E se eu morresse hoje?

Não fiz nada! Ojeriza

de mim mesma

Lerda que nem lesma

Dei tanto tempo a tudo

que não interessa

 

Só nadei com pressa

e sem rumo 

Agora afundo

mas no prumo

até que o oxigênio deixe

Ou uso equipamento de mergulho

Ou aprendo a respirar como peixe

Construí um império

Eu construí um império

Com muito sucesso

Resido num paraíso

Tenho tudo em abundância

Satisfação, orgulho e ganância

 

Minha construção é vazia

meu trabalho é sem sentido

Ganho bem pra prejudicar 

quem não é meu amigo

e nem inimigo

 

Eu sorrindo sabendo

que quem sorri pra mim 

está sofrendo

Todo mundo mantendo

aparências sem fim

 

Sucumbi ao peso 

do que construí

O que vou legar?

Algo pra carregar?

 

Chega, parei aqui.

Isso vai ter fim.

 

Vou mudar o império

Isso é sério

Porque de velho

basta eu pra ranzinzar

 

Quem inova se arrisca

a andar numa pista

que se avista no ar

Como a águia

Como águia

voo pro alto

o olhar agudo

vê de assalto

 

Como águia

busco a caça

levo pro ninho

amor e graça

 

Como águia

à meia idade

o ninho vazio

maturidade

 

Como a águia

sei cuidar e caçar

sei quando voar

e a hora de pousar

Roubaram meu celular

Roubaram meu celular.

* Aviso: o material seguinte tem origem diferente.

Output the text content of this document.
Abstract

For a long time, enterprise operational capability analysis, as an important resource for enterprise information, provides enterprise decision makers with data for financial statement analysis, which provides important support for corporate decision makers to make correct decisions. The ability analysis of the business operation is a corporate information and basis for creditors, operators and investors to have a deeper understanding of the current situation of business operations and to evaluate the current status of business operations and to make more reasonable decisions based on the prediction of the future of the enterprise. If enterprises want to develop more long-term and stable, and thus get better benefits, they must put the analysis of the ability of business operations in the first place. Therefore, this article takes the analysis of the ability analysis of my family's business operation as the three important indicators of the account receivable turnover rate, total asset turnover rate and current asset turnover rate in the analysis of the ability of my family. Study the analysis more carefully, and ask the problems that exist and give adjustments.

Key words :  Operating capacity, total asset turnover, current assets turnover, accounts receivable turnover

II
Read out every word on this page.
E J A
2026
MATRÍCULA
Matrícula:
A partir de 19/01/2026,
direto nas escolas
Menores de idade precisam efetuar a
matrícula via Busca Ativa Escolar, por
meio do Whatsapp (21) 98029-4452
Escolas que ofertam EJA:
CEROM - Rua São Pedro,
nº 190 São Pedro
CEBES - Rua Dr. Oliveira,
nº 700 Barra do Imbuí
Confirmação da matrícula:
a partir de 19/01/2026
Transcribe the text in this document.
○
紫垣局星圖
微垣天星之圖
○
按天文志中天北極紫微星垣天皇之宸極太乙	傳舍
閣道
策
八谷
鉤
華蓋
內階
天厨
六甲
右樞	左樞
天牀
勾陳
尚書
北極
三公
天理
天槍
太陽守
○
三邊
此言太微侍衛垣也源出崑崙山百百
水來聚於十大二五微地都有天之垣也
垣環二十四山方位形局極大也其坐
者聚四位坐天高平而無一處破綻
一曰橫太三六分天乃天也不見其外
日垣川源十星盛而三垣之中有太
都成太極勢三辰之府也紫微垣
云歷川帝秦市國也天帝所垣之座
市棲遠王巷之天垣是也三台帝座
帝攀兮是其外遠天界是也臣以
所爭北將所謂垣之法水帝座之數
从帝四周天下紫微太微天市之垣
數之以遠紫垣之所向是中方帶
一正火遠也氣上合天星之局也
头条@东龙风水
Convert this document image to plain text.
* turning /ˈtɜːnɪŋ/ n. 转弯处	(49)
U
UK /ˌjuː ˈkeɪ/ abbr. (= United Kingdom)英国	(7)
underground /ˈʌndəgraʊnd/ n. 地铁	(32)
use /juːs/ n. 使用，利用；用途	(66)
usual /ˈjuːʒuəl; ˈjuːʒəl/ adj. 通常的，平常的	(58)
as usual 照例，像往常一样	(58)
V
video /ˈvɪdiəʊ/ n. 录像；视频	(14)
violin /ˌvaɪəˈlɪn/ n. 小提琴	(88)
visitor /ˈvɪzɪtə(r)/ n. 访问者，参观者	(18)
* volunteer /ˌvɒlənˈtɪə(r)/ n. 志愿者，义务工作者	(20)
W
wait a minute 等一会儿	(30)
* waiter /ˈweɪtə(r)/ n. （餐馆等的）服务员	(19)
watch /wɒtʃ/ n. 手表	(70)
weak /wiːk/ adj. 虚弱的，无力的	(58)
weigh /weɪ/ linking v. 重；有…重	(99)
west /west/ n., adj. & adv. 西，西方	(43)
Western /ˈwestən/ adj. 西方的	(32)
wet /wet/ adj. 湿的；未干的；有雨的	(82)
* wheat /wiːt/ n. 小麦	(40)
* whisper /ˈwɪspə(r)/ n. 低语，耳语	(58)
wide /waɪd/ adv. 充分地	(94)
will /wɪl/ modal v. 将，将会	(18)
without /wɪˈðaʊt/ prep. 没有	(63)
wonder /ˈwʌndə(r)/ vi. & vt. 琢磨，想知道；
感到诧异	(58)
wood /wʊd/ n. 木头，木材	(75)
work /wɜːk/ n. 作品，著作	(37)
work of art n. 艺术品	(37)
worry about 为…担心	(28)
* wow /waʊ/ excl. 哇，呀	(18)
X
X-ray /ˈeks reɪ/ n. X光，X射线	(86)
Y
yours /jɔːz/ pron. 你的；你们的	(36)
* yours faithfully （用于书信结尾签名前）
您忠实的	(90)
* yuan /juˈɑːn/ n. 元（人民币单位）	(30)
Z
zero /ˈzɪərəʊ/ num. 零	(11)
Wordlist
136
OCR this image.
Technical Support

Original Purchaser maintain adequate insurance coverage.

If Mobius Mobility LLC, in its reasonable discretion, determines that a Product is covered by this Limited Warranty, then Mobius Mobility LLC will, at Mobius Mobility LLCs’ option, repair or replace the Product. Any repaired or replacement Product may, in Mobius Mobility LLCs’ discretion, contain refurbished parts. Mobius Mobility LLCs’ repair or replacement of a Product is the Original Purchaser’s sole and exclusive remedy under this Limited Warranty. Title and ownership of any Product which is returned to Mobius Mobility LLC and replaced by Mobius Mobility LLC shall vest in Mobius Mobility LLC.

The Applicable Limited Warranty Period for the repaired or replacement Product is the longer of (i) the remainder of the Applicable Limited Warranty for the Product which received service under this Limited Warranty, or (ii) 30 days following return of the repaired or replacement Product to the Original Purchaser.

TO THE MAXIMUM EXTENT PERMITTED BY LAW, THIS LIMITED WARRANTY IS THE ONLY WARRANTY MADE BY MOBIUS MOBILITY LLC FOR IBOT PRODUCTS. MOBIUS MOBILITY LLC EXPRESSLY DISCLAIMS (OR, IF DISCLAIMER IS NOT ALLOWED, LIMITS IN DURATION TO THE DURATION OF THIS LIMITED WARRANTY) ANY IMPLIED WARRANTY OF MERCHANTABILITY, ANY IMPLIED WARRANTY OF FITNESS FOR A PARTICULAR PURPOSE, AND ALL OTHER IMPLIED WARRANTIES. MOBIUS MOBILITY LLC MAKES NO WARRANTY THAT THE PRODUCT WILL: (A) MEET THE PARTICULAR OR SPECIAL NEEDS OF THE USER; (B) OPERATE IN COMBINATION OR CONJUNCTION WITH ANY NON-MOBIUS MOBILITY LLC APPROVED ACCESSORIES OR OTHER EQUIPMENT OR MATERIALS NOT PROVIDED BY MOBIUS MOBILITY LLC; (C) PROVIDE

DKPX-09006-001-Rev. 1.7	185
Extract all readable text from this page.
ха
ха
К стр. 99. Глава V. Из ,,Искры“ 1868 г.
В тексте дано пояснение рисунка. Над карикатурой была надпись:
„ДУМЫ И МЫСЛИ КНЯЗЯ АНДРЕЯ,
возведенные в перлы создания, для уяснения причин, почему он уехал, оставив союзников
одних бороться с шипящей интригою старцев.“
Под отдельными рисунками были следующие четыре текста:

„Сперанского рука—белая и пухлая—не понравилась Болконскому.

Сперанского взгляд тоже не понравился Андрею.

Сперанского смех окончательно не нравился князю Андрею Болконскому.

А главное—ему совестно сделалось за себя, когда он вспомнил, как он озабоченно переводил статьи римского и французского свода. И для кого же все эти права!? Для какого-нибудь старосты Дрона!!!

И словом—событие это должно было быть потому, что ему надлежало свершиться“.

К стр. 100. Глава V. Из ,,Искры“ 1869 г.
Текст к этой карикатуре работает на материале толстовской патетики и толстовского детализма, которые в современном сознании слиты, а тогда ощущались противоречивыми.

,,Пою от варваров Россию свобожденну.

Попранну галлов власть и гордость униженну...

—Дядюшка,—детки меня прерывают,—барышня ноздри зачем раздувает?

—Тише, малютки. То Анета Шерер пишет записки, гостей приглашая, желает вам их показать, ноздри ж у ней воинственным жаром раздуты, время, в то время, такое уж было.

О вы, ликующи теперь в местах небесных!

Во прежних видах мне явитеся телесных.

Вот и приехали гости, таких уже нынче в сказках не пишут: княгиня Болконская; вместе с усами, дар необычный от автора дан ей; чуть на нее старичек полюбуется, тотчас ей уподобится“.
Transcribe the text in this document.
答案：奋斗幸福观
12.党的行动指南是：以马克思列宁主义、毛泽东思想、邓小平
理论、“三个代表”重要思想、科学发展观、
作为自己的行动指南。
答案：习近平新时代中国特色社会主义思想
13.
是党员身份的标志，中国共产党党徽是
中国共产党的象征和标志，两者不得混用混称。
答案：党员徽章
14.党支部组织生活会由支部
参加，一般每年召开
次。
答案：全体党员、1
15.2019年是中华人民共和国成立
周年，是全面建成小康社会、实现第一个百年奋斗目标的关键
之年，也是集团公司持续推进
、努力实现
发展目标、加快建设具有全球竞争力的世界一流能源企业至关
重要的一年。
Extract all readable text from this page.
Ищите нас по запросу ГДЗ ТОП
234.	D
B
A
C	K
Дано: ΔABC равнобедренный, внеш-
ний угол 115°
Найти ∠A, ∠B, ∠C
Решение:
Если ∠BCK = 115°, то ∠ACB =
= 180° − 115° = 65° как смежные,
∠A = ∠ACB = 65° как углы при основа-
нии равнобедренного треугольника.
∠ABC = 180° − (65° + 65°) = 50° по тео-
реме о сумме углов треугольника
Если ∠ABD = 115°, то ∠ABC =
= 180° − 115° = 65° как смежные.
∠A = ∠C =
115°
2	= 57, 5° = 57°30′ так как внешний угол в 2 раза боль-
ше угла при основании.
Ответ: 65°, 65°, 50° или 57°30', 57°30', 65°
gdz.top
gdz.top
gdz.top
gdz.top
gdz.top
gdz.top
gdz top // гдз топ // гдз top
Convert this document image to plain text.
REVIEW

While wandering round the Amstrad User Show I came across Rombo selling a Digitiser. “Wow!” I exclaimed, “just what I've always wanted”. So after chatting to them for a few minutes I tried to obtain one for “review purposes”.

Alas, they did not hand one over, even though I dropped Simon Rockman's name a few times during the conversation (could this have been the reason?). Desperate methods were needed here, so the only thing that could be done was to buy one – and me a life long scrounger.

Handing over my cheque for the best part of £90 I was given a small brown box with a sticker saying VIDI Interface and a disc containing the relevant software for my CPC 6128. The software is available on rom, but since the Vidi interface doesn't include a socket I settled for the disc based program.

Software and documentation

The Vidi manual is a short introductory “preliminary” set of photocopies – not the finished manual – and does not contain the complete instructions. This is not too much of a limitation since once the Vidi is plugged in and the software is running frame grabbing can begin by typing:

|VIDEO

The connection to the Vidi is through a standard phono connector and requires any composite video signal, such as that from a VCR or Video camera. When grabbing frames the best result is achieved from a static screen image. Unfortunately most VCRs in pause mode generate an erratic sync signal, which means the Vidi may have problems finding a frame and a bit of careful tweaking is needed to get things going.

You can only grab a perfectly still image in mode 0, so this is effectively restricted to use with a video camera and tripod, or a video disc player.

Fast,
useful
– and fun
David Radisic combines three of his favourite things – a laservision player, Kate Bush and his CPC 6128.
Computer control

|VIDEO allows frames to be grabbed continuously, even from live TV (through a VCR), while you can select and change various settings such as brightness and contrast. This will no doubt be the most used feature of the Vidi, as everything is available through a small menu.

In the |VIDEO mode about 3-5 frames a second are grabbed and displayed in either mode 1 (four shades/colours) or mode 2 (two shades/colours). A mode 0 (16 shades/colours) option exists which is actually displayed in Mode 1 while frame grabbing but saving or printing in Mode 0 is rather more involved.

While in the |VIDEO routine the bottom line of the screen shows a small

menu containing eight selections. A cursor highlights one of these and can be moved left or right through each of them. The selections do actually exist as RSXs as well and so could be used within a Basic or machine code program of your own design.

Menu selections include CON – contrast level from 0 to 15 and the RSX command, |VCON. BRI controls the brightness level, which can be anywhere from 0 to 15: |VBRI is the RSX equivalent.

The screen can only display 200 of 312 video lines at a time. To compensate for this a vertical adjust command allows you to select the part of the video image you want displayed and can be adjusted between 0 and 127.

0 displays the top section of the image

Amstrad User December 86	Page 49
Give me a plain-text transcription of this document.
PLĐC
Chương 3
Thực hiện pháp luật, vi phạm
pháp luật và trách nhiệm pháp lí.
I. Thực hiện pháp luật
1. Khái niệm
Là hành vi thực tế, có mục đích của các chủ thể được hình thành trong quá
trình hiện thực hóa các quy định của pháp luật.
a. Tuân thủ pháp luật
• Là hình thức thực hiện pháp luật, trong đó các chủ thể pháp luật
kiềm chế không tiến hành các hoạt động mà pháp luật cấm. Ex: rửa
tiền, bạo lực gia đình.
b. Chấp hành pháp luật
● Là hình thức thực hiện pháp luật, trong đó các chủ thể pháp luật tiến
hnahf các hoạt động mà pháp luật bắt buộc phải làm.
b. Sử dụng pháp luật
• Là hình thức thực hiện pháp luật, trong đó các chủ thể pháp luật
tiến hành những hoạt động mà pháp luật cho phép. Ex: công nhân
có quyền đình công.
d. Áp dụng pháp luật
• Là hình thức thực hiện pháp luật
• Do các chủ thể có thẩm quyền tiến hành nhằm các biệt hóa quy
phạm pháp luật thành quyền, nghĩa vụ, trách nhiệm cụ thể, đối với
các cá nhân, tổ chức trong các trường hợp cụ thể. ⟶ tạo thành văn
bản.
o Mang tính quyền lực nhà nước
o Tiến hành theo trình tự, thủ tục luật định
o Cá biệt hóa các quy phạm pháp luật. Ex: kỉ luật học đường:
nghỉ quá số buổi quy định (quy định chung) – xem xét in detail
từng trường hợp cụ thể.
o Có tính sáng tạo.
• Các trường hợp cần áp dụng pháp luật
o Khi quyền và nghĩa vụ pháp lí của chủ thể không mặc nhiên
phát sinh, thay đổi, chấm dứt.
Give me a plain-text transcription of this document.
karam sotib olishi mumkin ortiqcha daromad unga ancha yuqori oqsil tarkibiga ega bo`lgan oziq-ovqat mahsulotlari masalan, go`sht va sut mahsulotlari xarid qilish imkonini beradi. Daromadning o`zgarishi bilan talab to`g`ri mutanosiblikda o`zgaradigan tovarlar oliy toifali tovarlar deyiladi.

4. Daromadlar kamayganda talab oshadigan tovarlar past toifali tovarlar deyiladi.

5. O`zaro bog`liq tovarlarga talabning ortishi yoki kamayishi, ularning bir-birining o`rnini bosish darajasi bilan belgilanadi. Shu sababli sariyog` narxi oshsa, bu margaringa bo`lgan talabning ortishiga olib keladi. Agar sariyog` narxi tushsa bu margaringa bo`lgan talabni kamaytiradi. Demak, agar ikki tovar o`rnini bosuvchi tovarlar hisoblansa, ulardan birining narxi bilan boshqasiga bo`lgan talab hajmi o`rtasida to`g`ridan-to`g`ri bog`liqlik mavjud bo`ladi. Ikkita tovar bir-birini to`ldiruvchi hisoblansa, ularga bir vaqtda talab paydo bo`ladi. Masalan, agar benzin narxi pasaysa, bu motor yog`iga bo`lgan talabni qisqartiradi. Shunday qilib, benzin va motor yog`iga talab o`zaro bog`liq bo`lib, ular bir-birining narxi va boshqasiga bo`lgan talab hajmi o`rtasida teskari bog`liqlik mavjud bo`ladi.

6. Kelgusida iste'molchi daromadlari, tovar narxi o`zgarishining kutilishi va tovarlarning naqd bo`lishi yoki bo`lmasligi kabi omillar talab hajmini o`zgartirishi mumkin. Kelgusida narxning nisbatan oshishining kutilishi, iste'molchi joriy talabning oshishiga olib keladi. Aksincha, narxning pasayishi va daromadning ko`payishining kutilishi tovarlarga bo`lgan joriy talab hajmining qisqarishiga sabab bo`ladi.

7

Roubaram meu celular! Levantei daquele banco por uns instantes. Como é rápido, tanta gente, impossível, perdi. Estou desnorteada, caminhando entre tanta gente em quem não confio. Acho que sempre fui meio desconectada. No fundo, eu queria perder o celular, eu queria me desconectar, descansar, desligar. Agora admito isso pra mim mesma. Caminhando e pensando, subi esse morro e vejo muitos fervilhando lá embaixo. Perdi o chão, desconexão, estou flutuando. Sinto medo, não sei se é de voar alto demais, ou de aterrissar. Não, nem um nem outro. É de nunca mais me conectar.